In 658, the Saxons defeated the older Roman-Celtic people and captured eastern Somerset. The Saxons gave the name Summer tun (hamlet or farmstead) and it seems to have been quite an important village in Saxon times. In 949 the Witan, a kind of parliament met at Somerton. By 1086 the Domesday Book noted Somerton was still a village, but by the 13th century it had become a small market town – in 1255 it had been granted the right to hold weekly markets. In the 1270s the county courts and the county jail moved here.
For a short time, Somerton was the county town of Somerset but in 1366 the courts and the jail were moved to Ilchester. The parish church of St Michael and All Angels was built in the mid-13th century although a church existed on the site much earlier.

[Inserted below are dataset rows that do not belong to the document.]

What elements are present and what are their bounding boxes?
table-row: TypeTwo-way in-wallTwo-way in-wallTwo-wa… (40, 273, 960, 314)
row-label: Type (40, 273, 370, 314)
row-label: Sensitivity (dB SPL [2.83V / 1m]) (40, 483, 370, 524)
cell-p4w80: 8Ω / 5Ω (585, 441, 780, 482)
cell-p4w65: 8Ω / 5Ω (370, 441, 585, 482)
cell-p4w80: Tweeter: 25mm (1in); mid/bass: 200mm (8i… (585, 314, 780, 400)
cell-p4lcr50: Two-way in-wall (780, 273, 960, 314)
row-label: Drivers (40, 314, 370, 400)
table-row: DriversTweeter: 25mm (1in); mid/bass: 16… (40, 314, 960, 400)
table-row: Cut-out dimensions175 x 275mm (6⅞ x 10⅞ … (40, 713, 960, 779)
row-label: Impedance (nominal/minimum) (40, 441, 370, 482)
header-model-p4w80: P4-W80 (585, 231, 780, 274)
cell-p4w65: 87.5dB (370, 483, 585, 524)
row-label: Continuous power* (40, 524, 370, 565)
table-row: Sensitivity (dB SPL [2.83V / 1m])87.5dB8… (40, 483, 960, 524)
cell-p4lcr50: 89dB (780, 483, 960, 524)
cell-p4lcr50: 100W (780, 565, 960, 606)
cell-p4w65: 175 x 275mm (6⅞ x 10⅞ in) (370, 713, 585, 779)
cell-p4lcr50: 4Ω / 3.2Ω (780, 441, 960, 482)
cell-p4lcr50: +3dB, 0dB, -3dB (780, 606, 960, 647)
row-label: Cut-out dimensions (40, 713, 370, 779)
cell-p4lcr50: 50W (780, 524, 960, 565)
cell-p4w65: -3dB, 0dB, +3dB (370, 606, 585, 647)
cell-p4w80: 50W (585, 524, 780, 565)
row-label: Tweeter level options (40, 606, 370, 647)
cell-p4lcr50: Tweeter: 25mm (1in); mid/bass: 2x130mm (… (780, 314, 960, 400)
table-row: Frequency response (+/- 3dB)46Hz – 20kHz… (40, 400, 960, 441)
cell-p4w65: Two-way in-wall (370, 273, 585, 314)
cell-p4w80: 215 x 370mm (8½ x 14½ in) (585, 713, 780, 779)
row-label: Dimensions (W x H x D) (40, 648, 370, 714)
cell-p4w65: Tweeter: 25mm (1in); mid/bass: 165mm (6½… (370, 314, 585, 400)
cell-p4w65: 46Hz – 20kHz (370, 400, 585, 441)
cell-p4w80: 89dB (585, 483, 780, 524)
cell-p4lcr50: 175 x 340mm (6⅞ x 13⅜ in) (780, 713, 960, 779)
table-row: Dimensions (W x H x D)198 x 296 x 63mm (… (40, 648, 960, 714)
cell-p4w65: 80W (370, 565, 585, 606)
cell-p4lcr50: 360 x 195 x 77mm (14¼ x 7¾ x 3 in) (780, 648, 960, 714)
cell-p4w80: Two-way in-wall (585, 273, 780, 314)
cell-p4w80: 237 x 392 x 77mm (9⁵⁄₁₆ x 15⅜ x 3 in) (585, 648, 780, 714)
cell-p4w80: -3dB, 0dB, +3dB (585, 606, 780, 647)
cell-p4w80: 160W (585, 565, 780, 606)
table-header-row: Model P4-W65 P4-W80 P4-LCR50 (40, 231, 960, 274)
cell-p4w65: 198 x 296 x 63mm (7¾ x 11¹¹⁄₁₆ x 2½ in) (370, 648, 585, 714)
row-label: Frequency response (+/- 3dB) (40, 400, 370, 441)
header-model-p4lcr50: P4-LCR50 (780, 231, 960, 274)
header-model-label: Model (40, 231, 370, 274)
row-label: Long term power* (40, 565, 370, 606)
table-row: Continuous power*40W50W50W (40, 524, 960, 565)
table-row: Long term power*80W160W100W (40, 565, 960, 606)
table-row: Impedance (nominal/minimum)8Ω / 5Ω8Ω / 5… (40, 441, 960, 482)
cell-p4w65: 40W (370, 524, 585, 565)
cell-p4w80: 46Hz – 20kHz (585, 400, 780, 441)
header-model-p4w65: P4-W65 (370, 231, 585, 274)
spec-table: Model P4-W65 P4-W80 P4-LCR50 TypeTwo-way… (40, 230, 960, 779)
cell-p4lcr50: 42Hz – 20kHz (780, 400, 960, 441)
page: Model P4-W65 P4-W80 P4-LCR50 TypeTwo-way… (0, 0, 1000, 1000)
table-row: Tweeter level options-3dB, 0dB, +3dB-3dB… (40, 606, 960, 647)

Somerton had a market cross by the 14th century, which was rebuilt in 1673 as the Buttercross. The Old Town Hall also dates from the late 17th century and Edward Hext built almshouses in Somerton in 1626.
The 19th and 20th centuries brought some changes. In 1866 Sophia Scott Gould built homes for 6 older women. The Lady Smith Memorial Hall was built in 1901. From 1858 Somerton had gaslight and in 1894 it gained a parish council. The railway arrived in 1906 but the station closed in 1962. From 1930 the streets of Somerton were lit by electricity. Today Somerton remains an attractive small town with a population of about 6,000.